Date(s) - Saturday, May 27, 2017
8:00 pm - 10:00 pm
A Good Night’s Sleep: Monthly Experimental Film and Video Series
May 27th, 8pm at Studio 4, 25 main St 4th floor Northampton.
A Good Night’s Sleep is a monthly screening series featuring film and video by artists connected to Western Massachusetts. Our series connects a wide variety of non commercial forms and perspectives through collaboratively and deliberately curated programs. While most works fall into the broad categories of “experimental” and “documentary,” our priority is in building thought provoking and subversive programs regardless of genre.
The reliability of our monthly events has helped establish a community invested in learning through one another’s films and supporting the creation of new work. Frequent communication between makers and curators has brought about natural collaboration and risk taking; artists will finish a film to show at GNS based on ideas we talk about forming in a program, and our curatorial ideas can be influenced by a film that is still in the process of being made. We often screen works in progress, fostering a space for productive viewing. These types of generative practices are central to the mission of our collective; we see our series as a platform for experiments in collaborative film making and curation.
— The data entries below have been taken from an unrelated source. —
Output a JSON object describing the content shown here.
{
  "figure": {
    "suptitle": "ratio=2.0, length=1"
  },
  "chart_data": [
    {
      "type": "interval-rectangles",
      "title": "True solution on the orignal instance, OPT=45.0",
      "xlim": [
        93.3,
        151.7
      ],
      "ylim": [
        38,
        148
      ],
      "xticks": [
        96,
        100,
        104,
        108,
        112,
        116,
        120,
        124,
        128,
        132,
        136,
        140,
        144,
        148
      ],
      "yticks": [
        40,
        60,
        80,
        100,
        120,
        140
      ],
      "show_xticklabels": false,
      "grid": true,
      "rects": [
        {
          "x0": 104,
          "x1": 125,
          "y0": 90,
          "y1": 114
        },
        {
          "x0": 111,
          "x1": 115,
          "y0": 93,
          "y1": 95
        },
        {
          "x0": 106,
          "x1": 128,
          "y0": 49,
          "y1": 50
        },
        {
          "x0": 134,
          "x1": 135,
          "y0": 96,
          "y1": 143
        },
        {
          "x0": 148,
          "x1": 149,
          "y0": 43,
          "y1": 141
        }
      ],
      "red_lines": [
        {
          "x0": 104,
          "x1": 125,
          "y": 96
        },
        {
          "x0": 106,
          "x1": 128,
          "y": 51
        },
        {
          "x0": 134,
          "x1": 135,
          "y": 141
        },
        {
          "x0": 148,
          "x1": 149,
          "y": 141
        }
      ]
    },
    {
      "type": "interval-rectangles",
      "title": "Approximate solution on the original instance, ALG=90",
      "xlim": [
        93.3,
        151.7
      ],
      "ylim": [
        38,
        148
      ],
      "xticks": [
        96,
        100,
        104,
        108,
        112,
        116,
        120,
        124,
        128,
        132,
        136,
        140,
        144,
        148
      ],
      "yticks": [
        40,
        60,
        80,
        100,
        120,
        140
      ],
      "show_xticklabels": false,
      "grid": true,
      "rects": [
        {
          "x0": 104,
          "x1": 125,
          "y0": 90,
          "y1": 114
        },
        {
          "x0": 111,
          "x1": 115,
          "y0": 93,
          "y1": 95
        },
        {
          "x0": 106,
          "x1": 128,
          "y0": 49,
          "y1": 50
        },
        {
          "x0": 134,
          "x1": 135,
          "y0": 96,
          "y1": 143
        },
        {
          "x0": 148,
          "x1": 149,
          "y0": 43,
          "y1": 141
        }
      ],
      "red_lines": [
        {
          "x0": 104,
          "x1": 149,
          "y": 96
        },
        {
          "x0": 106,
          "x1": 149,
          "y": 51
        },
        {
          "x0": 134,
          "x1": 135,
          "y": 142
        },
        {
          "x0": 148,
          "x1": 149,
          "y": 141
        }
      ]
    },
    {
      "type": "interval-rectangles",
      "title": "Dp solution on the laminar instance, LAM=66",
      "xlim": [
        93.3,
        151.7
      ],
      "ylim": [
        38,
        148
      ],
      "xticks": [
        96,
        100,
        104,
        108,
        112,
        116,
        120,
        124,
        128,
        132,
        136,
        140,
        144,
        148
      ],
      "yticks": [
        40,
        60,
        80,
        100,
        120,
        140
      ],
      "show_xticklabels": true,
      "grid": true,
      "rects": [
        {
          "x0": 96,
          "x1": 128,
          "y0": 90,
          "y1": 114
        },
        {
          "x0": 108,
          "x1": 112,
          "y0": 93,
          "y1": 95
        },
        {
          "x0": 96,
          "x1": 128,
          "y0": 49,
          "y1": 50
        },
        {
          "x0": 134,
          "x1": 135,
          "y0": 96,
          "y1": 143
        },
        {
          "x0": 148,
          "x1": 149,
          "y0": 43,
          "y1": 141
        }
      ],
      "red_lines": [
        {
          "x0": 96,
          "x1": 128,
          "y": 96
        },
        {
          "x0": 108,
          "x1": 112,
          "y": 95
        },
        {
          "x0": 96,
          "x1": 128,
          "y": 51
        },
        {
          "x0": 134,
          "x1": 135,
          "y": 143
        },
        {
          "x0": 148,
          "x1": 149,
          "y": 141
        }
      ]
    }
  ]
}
You can learn more about our series and it’s programmers on our website: https://goodnightsleepseries.wordpress.com/
This Month’s Featured Artists Include:
Zoë Dong is a student at Smith College studying art and film. She is a native of Akron, Ohio and has slowly but surely fallen in love with Western Massachusetts during her time at college. Her artistic interests include concepts of bodies, female anger, in-between identities, and love of all kinds.
Zach Hart’s 16mm work focuses on structural in-camera animation techniques, post production optical effects, literature and filmic map making. He currently lives in Brooklyn, NY.
Colby Makin lives in Easthampton with his two beautiful dogs. His work deals primarily with obsession, happy accidents and half-truths.
Malic Amalya is a moving-image artist working at the cross sections of avant-garde cinema traditions, queercore DIY communities, and feminist and critical race theories. Working in 16mm film and lo-fi video, Malic’s work traverses the political implications and emotional impact of estrangement. Images linger over abandoned spaces, decaying fauna, and overgrown wreckages. Forms, sounds, signifiers, and narratives deteriorate and then reform. Slow unveilings, deliberate repetition, and unexpected juxtapositions highlight disregarded details. Tensions rise between preciousness and abjection within the discarded and the overlooked.
Aisha Amin is a NYC native, graduating from Smith College in May. She is an aspiring investigative journalist and filmmaker and has strong interest in using documentary film and video installation to expose issues like criminal justice reform, race/identity, and civil rights.
Carl Elsaesser is a practitioner currently residing in Iowa. His short films have screened widely and have won numerous awards including the Barbara Aronofsky Latham Award for Emerging Experimental Video Artist at the Ann Arbor Film Festival in 2016, the Rozen Grand Prize at the Binghamton Film Festival, and a jury award at the Haverhill Experimental Film Festival. His work is concerned with how images are constructed, encountered, and interpreted, but rather than getting pigeon holed into questions of representations of the real, his work is ultimately interested in what is allowed to be real, and who is allowed to speak for this real.